Palladium Praha, the company which operates the centre, announced losses of over 700 million CZK in 2008. The following year, losses were over 2 billion CZK. In 2010 however, the company recorded a profit of 155 million CZK.

==Security workers torturing people controversy==
In September 2025, Police of the Czech Republic published an appeal to the public to help them identify multiple victims, whose faces were severaly injured in the published stills from video recordings. The case was opened when a young foreign national got into a verbal dispute with workers in the food court. Palladium's security workers then dragged the man into the generally unaccassible evacuation staircase, pepper sprayed him, stripped him, severely whipped his back with his own belt and then robbed him before throwing him out onto the street. The perpetrators recorded the whole torture on their mobile phones. The victim reported the attack. Police investigation led to confiscation of a mobile phone of one of the security workers, uncovering multiple older videos of people being brutally assaulted by the Palladium's security within the fire evacuation staircase. The victims, some of whom were probably homeless, were brutally kicked, beaten by fists as well as by collapsible batons. Some of the videos showed victims also being cut and stabbed by knives and scissors. Other videos showed the security members knocking out the victim's teeth with a collapsible baton, or forcing another victim to masturbate. A member of Palladium's security can be heard saying while torturing his victim: "See, another tooth fell out, you will have to clean this up."

In December 2025, the three men, two Palladium security workers and one security workers' friend, were indicted of crimes of causing bodily harm, robbery and criminal threats.
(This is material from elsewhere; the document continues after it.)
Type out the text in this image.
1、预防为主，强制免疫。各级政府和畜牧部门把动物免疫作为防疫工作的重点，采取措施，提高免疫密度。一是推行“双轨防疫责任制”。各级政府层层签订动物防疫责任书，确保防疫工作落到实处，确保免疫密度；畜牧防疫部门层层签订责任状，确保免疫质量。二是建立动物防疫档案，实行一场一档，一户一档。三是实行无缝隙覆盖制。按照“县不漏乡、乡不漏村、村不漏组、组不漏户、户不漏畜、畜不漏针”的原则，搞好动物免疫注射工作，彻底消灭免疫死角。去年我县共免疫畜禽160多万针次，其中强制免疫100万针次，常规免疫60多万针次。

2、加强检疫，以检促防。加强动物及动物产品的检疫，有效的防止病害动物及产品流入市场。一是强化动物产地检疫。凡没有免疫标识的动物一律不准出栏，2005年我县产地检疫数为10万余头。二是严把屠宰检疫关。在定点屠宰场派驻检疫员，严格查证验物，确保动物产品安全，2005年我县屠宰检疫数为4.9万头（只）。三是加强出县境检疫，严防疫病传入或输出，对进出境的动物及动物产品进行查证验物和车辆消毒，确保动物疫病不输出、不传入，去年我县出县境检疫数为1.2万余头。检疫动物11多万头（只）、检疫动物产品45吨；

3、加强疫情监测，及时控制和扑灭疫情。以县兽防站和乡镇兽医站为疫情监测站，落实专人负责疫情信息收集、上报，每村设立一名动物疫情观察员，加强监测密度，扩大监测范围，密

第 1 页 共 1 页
Moreover, one of the three was also indicted of crime of expressions of sympathy for the Nazi movement. If convicted, the Palladium security workers may face up to ten years imprisonment. One of the alleged attackers is a Prague 15 vice-mayor's 19 year old son, who holds a title of a former deadlift teen champion in under 95kg category. During investigation, it became known that Palladium cleaning workers had repeatedly unsuccessfully complained about having to clean up blood left by security workers' "interventions", but to no avail.

==Tenants==
Palladium contains 200 tenants, including 170 shops and 30 restaurants. Tenants at Palladium include Marks & Spencer, H&M, Albert, Esprit, Marc O'Polo, Starbucks, Pizza Hut and Topshop.

==Transport==
Palladium houses parking for 900 vehicles. The building is directly connected to the western exit of the Náměstí Republiky metro station on Prague Metro's Line B. The mall is also served by the tram stop Náměstí Republiky for overground public transport.